The ASA has ruled that the claims made in the newspaper adverts were not supported by solid science and has told the Department of Energy and Climate Change (DECC) that they should not be published again.
It has also referred a television commercial to the broadcast regulator, Ofcom, for potentially breaching a prohibition on political advertising.
The rulings will be an embarrassment for Miliband, who has tried to portray his policies as firmly science-based. He had commissioned two posters, four press advertisements and a short film for television and cinema, which started appearing in October last year in the run-up to the Copenhagen climate talks.
They attracted 939 complaints — more than the ASA received for any advertisement last year.
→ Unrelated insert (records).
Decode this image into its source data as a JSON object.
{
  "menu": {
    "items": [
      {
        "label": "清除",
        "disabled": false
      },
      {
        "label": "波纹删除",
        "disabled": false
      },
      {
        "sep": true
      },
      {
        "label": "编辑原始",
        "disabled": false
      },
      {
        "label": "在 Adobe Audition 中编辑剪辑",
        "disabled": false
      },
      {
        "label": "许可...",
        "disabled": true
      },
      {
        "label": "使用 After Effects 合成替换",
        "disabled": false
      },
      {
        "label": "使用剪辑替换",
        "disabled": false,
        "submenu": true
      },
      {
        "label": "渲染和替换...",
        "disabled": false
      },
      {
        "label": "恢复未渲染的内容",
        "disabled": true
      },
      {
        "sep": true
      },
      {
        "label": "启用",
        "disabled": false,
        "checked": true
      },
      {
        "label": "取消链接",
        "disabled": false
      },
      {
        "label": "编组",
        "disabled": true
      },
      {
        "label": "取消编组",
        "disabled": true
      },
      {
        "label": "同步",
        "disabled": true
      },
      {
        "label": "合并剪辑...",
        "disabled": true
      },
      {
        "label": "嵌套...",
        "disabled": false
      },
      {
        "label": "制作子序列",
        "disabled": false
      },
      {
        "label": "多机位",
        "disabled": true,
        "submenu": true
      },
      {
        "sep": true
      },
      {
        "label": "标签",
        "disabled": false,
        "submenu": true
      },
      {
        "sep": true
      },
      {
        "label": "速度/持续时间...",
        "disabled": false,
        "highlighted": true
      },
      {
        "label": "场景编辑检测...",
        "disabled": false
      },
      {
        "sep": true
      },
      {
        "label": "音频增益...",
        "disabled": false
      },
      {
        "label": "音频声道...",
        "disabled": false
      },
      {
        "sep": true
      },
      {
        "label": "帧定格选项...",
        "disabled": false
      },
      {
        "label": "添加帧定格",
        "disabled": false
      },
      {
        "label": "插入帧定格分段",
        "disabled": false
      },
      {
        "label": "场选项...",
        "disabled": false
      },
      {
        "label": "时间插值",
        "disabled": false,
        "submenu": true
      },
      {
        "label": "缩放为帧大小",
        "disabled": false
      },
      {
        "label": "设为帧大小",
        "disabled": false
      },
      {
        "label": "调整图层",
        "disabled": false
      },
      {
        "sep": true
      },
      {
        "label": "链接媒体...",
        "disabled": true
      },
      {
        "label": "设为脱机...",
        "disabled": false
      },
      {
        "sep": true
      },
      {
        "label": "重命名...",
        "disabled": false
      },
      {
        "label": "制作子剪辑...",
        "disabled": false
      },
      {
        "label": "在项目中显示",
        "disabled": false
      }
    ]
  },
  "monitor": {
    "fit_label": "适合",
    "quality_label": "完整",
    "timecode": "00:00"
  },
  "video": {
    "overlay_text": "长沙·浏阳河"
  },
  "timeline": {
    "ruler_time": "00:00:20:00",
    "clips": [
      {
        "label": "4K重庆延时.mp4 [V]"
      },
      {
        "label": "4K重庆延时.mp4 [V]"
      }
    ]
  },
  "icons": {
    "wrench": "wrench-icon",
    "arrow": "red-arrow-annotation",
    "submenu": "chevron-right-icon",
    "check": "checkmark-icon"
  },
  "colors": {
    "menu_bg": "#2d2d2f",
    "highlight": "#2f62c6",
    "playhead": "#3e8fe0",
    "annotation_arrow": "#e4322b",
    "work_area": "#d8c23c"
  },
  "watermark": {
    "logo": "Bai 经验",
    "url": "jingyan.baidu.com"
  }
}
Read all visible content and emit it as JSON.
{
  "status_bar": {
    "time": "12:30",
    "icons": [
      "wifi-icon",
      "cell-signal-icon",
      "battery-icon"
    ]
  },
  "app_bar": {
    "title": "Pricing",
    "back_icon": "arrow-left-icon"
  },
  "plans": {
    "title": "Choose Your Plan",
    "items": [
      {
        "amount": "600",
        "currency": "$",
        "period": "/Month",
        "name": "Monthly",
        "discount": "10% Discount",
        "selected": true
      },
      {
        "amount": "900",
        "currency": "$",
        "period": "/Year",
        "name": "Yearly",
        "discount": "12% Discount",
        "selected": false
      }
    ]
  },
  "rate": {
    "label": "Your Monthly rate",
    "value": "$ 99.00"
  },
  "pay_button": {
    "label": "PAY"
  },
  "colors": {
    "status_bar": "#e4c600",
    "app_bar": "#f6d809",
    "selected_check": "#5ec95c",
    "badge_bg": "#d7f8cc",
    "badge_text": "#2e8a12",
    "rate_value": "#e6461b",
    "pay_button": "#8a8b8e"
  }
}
The deluge posed problems for the ASA, which is not a scientific body, so it decided to compare the text of Miliband’s adverts with the reports of the Intergovernmental Panel on Climate Change (IPCC).
Based on that comparison, it ruled that two of the DECC’s adverts had broken the advertising code on three counts: substantiation, truthfulness and environmental claims.
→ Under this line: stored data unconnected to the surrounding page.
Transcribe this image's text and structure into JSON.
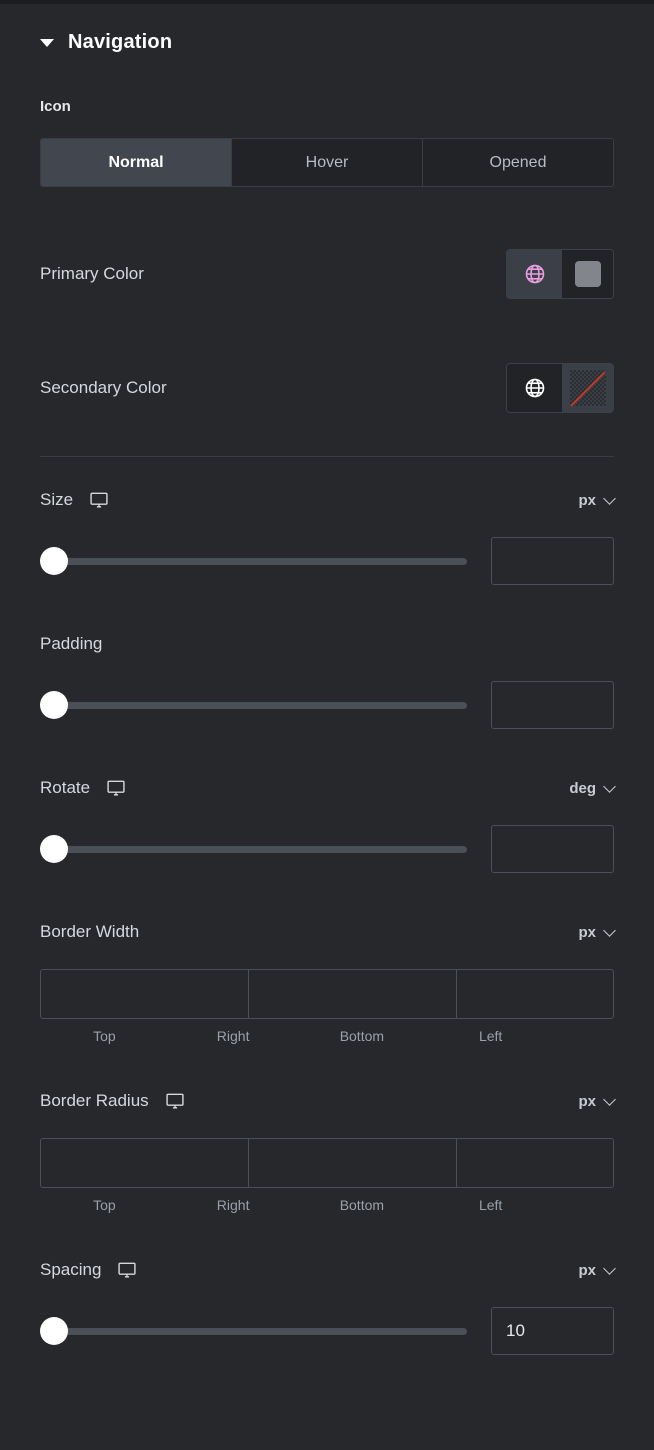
{
  "section": {
    "title": "Navigation",
    "collapse_icon": "caret-down-icon",
    "expanded": true
  },
  "icon_group": {
    "label": "Icon",
    "tabs": [
      {
        "label": "Normal",
        "active": true
      },
      {
        "label": "Hover",
        "active": false
      },
      {
        "label": "Opened",
        "active": false
      }
    ]
  },
  "colors": [
    {
      "label": "Primary Color",
      "globe_icon": "globe-icon",
      "globe_color": "#e79fe0",
      "globe_active": true,
      "swatch_color": "#82868c",
      "swatch_type": "solid"
    },
    {
      "label": "Secondary Color",
      "globe_icon": "globe-icon",
      "globe_color": "#ffffff",
      "globe_active": false,
      "swatch_color": "",
      "swatch_type": "none"
    }
  ],
  "controls": {
    "size": {
      "label": "Size",
      "responsive_icon": "monitor-icon",
      "has_responsive": true,
      "unit": "px",
      "unit_icon": "chevron-down-icon",
      "has_unit": true,
      "value": "",
      "placeholder": "",
      "slider_percent": 0
    },
    "padding": {
      "label": "Padding",
      "has_responsive": false,
      "has_unit": false,
      "unit": "",
      "value": "",
      "placeholder": "",
      "slider_percent": 0
    },
    "rotate": {
      "label": "Rotate",
      "responsive_icon": "monitor-icon",
      "has_responsive": true,
      "unit": "deg",
      "unit_icon": "chevron-down-icon",
      "has_unit": true,
      "value": "",
      "placeholder": "",
      "slider_percent": 0
    },
    "border_width": {
      "label": "Border Width",
      "has_responsive": false,
      "has_unit": true,
      "unit": "px",
      "unit_icon": "chevron-down-icon",
      "link_icon": "link-icon",
      "values": [
        "",
        "",
        "",
        ""
      ],
      "sides": [
        "Top",
        "Right",
        "Bottom",
        "Left"
      ]
    },
    "border_radius": {
      "label": "Border Radius",
      "responsive_icon": "monitor-icon",
      "has_responsive": true,
      "has_unit": true,
      "unit": "px",
      "unit_icon": "chevron-down-icon",
      "link_icon": "link-icon",
      "values": [
        "",
        "",
        "",
        ""
      ],
      "sides": [
        "Top",
        "Right",
        "Bottom",
        "Left"
      ]
    },
    "spacing": {
      "label": "Spacing",
      "responsive_icon": "monitor-icon",
      "has_responsive": true,
      "unit": "px",
      "unit_icon": "chevron-down-icon",
      "has_unit": true,
      "value": "10",
      "placeholder": "",
      "slider_percent": 2
    }
  },
  "theme": {
    "background": "#26282c",
    "panel_dark": "#212327",
    "border": "#3a3d43",
    "accent_active_tab": "#41464f",
    "text_primary": "#ffffff",
    "text_secondary": "#d5d8dc",
    "text_muted": "#9aa0a8",
    "slider_track": "#4a4f58",
    "slider_handle": "#ffffff",
    "no_color_stroke": "#c0392b"
  }
}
Of the two banned adverts, one depicted three men floating in a bathtub over a flooded British landscape, and the text read: “Rub a dub dub, three men in a tub — a necessary course of action due to flash flooding caused by climate change.”
It then explained: “Climate change is happening. Temperature and sea levels are rising. Extreme weather events such as storms, floods and heat waves will become more frequent and intense. If we carry on at this rate, life in 25 years could be very different.”
The second showed two children peering into a stone well amid an arid, post-climate-change landscape. It read: “Jack and Jill went up the hill to fetch a pail of water. There was none as extreme weather due to climate change had caused a drought.”
It then added: “Extreme weather conditions such as flooding, heat waves and storms will become more frequent and intense.”
It was these additional claims, rather than the nursery rhymes or illustrations, that fell foul of the ASA, which ruled it was not scientifically possible to make such definitive statements about Britain’s future climate.
The ASA said: “All statements about future climate were based on modelled predictions, which the IPCC report itself stated still involved uncertainties in the magnitude and timing, as well as regional details, of predicted climate change.” It added that both predictions should have been phrased more tentatively.
The ASA did, however, reject other complaints, including one suggesting the DECC adverts were misleading because they presented human-induced climate change as a fact.
Miliband said: “On the one issue where the ASA did not find in our favour, around one word in our print advertising, the science tells us that it is more than 90% likely that there will be more extreme weather events if we don’t act.”
Greg Barker, shadow minister for climate change, said: “It is so unnecessary to exaggerate the risks of global warming, and also counterproductive.”